I didn't really know much about my maternal grandmother's family until I started my research. I have in my possession a necklace that belonged to my ggrandmother, but had never really thought about it before. It was something she must have actually worn! My mum never knew her grandmother, she died 2 yrs before my mum was born, she was only 56. From what I have learned she had four marriages, in her (relatively) short life, and at least one baby that died within 4 hours of being born. She died of peritonitis, due to pancreatitis. I often wonder what her life must have been like, was her condition caused by alcohol? And 4 husbands? was she mad or hoplessly romantic? I will never know!

Pauline

Pauline Report 10 Aug 2005 19:13

As you say, we all get emontional of 'our family' my g.g.granddad died aged 31 leaving 2 small children under the age of 5, I thought of my own son who was the same age and has children the same age. It really upset me, I sent for the death certificate to find out why he died but the cause of death wasn't recorded. It took me ages to shake it off. What are we like? Pauline

Half

Half Report 10 Aug 2005 19:00

I strongly believe that the reason most of us are tracing our trees, is because they are family and we want to share their lives as much as possible, the good times and the bad. I must admit I have cried over mine, a gr uncle married on his last leave before he was killed in the 1st WW and never told his family, or change his next of kin forms and so his wife didn't find out until 7 months after the event.
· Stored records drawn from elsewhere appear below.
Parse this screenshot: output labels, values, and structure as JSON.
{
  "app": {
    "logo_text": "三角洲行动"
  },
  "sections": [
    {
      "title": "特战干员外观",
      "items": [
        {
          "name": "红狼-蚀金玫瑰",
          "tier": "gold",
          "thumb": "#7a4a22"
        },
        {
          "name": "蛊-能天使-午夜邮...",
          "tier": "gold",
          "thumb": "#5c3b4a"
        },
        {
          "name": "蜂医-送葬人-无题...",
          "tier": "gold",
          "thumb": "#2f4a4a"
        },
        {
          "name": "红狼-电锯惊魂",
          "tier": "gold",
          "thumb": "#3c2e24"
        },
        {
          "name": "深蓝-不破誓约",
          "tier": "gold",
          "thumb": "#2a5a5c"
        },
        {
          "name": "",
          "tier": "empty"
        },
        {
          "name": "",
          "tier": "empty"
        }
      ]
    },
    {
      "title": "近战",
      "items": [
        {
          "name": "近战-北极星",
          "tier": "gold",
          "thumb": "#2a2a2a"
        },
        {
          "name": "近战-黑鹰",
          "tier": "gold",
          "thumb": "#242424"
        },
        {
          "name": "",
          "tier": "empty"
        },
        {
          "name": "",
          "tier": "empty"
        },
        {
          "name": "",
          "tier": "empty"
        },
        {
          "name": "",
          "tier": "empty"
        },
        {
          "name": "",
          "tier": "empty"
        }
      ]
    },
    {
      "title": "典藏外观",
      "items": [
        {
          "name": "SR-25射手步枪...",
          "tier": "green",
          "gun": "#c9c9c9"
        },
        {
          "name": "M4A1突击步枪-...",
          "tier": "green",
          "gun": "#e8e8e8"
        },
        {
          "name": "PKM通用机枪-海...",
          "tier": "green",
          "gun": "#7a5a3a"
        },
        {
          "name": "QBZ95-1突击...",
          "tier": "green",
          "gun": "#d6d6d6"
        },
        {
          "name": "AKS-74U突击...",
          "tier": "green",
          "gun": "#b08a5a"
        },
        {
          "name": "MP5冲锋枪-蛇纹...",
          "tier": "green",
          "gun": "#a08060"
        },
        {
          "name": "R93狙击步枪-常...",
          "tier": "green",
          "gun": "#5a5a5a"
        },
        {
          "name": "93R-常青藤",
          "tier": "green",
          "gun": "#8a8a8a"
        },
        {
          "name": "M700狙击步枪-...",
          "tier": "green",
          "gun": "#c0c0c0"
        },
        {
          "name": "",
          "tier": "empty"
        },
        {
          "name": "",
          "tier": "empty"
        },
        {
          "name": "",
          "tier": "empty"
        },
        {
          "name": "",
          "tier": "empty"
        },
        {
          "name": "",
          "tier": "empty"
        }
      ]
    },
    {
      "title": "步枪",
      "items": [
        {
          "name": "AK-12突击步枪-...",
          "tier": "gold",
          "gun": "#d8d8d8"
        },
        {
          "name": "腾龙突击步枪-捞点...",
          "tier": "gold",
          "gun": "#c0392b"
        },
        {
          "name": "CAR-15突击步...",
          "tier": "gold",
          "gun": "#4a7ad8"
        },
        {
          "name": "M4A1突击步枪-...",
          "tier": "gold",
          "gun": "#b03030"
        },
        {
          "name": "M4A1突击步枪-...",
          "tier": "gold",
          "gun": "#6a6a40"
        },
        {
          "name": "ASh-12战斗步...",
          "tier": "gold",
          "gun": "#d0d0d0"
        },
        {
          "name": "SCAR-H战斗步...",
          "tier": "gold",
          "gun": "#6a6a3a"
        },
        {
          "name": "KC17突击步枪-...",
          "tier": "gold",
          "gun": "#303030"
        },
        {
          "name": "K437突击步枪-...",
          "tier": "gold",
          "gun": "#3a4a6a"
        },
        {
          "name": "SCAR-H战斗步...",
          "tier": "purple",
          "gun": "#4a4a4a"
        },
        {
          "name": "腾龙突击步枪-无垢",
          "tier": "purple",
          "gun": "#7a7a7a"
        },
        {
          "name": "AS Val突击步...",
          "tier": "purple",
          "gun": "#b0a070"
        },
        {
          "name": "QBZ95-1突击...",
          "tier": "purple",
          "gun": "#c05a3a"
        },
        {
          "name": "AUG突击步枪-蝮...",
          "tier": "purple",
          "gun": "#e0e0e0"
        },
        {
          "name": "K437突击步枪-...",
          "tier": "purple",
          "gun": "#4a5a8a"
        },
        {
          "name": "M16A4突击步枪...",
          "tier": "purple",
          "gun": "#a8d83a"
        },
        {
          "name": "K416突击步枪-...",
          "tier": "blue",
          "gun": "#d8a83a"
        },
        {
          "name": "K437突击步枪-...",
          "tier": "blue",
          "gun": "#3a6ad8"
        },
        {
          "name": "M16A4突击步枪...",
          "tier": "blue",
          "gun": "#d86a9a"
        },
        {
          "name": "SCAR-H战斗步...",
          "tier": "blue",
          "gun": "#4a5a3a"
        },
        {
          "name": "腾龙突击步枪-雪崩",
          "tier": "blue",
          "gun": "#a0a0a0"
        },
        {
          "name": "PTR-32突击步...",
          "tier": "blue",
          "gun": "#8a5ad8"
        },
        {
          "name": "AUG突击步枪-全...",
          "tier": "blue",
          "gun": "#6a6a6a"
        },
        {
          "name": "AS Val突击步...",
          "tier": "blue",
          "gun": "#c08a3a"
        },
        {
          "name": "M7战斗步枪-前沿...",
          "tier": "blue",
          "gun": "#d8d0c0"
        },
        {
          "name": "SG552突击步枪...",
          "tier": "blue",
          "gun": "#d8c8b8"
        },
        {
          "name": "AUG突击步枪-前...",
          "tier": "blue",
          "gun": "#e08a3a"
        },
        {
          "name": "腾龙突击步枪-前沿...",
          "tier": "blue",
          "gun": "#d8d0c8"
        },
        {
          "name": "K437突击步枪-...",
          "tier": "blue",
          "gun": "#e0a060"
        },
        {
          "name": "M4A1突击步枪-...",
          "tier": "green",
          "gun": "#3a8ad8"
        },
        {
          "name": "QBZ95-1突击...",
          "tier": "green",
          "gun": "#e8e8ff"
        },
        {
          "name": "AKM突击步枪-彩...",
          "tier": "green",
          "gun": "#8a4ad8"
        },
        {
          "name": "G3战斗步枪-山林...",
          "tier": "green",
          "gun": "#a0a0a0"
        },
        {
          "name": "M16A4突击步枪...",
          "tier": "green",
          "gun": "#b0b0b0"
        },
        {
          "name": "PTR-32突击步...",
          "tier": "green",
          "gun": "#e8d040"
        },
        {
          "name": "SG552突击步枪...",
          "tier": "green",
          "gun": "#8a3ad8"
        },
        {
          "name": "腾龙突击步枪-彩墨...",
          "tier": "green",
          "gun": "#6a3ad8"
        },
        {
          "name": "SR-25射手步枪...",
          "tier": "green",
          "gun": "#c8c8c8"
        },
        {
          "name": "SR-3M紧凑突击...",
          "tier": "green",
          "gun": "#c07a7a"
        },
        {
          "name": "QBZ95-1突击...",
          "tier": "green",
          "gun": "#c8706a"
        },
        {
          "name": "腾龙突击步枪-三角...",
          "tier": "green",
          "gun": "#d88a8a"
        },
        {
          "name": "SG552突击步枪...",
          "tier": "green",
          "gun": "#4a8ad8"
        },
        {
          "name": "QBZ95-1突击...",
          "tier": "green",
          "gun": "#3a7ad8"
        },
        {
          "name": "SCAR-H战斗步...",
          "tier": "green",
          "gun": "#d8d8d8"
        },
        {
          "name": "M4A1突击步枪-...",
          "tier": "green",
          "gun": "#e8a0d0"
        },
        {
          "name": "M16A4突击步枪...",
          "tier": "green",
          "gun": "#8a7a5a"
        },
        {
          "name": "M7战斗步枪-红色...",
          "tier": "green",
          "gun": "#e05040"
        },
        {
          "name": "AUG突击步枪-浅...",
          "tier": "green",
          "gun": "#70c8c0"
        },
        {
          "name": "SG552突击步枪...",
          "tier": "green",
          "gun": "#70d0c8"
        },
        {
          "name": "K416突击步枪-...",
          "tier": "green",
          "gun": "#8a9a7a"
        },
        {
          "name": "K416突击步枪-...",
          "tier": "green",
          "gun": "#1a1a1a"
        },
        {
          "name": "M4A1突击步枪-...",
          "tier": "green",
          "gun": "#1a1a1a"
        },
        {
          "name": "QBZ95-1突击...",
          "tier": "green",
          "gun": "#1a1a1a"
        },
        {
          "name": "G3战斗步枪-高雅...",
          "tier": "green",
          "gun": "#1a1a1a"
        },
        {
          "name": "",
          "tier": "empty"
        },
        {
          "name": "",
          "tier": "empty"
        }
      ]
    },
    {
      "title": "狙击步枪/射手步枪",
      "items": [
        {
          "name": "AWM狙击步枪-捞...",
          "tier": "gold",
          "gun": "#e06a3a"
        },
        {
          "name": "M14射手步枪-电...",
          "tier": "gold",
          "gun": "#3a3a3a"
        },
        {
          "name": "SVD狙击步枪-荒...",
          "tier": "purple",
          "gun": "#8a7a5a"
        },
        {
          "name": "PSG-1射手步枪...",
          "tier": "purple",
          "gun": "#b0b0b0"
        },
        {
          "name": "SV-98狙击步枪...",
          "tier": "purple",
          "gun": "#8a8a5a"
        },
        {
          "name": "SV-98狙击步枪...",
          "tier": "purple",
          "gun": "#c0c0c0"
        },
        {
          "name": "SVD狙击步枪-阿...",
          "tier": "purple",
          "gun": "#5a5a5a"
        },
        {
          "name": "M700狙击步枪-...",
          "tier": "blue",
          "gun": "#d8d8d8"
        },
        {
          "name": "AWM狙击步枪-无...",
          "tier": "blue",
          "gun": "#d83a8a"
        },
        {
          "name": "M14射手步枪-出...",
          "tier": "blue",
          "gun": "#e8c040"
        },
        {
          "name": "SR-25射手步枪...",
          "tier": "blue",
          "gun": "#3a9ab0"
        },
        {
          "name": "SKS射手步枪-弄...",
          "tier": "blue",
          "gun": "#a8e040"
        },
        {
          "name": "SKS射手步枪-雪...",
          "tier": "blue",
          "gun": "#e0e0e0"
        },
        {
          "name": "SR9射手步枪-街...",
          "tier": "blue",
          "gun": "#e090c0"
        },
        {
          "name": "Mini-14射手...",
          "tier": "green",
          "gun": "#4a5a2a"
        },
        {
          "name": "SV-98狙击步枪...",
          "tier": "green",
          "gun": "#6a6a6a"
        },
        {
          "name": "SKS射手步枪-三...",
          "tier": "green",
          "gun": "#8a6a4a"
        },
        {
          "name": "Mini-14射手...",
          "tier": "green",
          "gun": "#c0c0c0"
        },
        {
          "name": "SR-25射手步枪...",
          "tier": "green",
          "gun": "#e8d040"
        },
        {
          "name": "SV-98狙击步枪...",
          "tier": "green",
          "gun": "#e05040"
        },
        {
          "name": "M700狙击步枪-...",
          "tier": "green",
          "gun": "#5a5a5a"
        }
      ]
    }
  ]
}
Even knowing that I will cry again at some point will not stop me carrying on.

Margaretfinch

Margaretfinch Report 10 Aug 2005 18:45

Hi I could not get over the fact that my mothers great uncle died at 24 he killed himself and I got the newspaper account of what had happened at the inquest and it made sad reading his father and the people he worked with had given evidence. Margaret x

Twinkle

Twinkle Report 10 Aug 2005 18:41

I think everyone gets obsessional at times. I have a relative who died in the summer of 1881. When I saw him on the 1881 census, my first thought was that he and his wife didn't know then that time was already running out for them.

Judith

Judith Report 10 Aug 2005 18:31

Good to know others share the same feelings. At least we can comfort ourselves with the fact our ancestors must have been tough enough to withstand all that happened, else we wouldn't be here now. Judith

Ann

Ann Report 10 Aug 2005 17:40

I got really upset when I found my G-grandmothers cousin had killed himself with a shotgun at the age of 17. I am still trying to find the inquest report to find out what on earth made him do something so awful & waste his life. Last year I actually located his grave and put some flowers down- 140 years after his death. I feel sad when I see his name on my tree with no wife next to him or children to follow. I think these feelings are normal- afterall, these people are our family!!!